The bathroom looks amazingly better. The ceiling has been mudded, the wallpaper finished — it looks like a bathroom near completion instead of a semi-civilized hole to pee in. Unfortunately, we need more mud, which means a trip to town, which means we may as well pick up some veggies, more hummus, more appropriate shade cloth for Siberia….

I see why a trip to town, 20 minutes away, turns hours long and eats the day.

We collected a gallon of berries in half an hour, when dusk made it impossible to pick berries without picking thorns. Ouch! They were wonderful al Mascarpone (which means with gangster from Madagascar*. Don’t ask me, I just report the trivia, I don’t make it up…), and wonderful compoted and heaped over buckwheat pancakes this morning. More are definately in order, however.

    Get it together, Mnarra:

  1. Augh!
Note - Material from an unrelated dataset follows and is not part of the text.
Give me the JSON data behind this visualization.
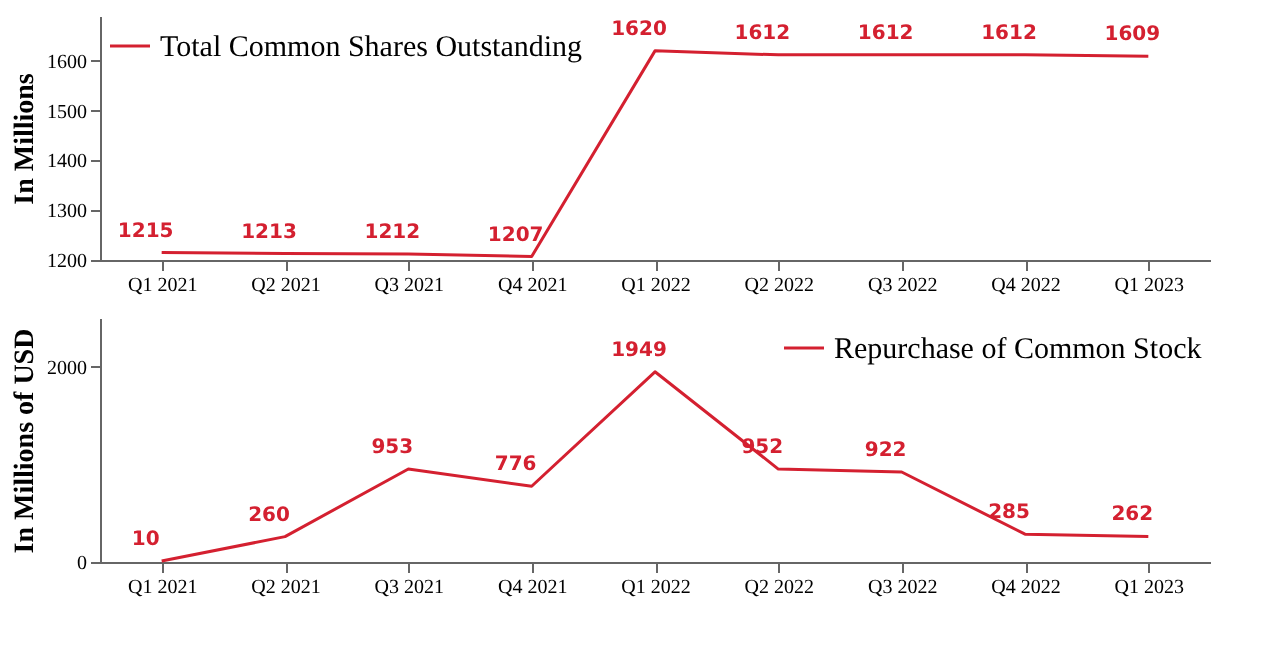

Kill whichever puppy has gas! [chokes] Nothing worse than a puppy whistling at one end….
  2. Finish this damned chapter so I can get to fun stuff, like death-threats and enormous guilt
  3. Get supplies from town
  4. Hang shade cloth on Siberia
  5. Water Siberia
  6. Write about puppy
  7. Finish mudding the bathroom
  8. Make beer
  9. Write critiques for the1st100words
  10. Pick more berries tonight

*I have just been informed that I was mistaken about the etymology of al Mascarpone. Mascarpone is a small village in northern Italy, known for producing a wide variety of neutered chickens for show gardens, presumably for the benfit of the upper classes. Apparently, these are bred free-range and ubiquitous. You can’t swing…well, a dead castrato rooster without hitting one. Any dish, therefor, eaten in this town was eaten in the company of modified poultry. Fruit al Mascarpone, being fruit with a rich cheese sauce, actually refers to the origins of the dish, and should be interpreted as “fruit eaten in the company of castrated chickens.”